- Culture
- 11 Oct 10
Winter’s Bone is flawless to the last detail. A gripping gumshoe story.
Life is tough for 17-year-old Ree Dolly (the remarkable Jennifer Lawrence). Growing up the Ozarks among an impoverished, insular community that make the banjo players of Deliverance look like Manhattan sophisticates, she has very little to look forward to; these unforgiving Rocky Mountains can only offer fried squirrel as a delicacy and crystal meth as both pastime and lifestyle. It gets worse; her no-good Pa has upped and disappeared leaving his last bondsman banging at the door. Without him, she’ll lose the family home and without the family home, the state will take away the younger siblings she has raised; momma disintegrated into shuffling, catatonic madness long ago, her mute, broken physical shell now belies the fact that she’s simply not there.
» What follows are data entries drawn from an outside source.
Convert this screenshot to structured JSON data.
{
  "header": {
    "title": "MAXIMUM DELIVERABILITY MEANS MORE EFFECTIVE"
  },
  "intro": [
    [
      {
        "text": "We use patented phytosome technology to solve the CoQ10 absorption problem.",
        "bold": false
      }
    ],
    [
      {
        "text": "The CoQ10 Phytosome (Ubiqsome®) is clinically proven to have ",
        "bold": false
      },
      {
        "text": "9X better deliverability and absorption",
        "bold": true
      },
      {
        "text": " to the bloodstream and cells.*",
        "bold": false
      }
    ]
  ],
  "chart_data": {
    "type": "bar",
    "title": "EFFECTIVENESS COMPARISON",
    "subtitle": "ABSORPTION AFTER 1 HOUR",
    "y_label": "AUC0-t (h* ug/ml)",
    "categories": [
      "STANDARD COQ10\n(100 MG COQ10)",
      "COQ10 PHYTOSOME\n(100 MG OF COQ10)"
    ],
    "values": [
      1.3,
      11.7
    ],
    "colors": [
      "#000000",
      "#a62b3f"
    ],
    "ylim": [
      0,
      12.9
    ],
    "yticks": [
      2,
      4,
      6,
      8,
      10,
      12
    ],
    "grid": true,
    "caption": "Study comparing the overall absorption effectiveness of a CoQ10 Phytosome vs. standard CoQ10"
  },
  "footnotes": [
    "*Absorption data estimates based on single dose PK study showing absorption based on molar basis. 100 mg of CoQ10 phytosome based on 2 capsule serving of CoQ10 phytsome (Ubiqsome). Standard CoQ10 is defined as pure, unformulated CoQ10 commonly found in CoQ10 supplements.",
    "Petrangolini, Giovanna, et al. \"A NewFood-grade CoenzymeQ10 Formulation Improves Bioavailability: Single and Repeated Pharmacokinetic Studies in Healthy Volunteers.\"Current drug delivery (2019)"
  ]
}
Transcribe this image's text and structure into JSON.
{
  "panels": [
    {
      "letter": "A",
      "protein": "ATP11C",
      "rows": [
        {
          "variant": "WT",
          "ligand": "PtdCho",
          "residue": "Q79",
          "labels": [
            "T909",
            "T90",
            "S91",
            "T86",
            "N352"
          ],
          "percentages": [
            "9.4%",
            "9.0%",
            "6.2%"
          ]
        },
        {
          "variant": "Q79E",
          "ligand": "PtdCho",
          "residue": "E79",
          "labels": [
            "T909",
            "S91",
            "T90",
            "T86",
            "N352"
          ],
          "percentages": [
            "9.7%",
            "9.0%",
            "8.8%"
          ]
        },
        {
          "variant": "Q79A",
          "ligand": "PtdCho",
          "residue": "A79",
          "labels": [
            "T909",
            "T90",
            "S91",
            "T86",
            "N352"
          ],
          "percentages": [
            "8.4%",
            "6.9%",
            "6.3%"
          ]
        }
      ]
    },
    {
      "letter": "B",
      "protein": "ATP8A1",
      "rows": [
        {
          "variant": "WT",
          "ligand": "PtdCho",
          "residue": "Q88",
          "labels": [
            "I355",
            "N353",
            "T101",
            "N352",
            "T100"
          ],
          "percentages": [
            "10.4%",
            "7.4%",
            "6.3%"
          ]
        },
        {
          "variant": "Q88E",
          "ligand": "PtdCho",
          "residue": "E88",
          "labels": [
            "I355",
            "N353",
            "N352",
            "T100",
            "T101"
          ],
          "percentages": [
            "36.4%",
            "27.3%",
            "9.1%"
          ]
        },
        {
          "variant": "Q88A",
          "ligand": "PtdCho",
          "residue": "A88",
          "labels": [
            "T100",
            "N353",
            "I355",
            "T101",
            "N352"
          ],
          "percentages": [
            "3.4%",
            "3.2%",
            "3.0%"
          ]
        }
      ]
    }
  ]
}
Ree, a determined, hardened kid who espouses the mantra “Don’t ask for nothing that ought to be offered”, sets out to look for her nogoodnik father knowing her detective work will almost certainly get her killed. She simply has no other choice. Director Debra Granik and co-writer Anne Rosellini, working from a redneck noir novel by Daniel Woodrell, rightly took home the top prize and the Waldo Salt screenwriting award from this year’s Sundance. It’s easy to see why; Winter’s Bone is flawless to the last detail. A gripping gumshoe story, the central drama is heart-quickening enough to compete with the dying moments of a closely fought cup final; the performances are full blooded, the cinematography is stark and eerily real. The best-reviewed film of 2010 is more than just a movie; it’s an instant modern classic.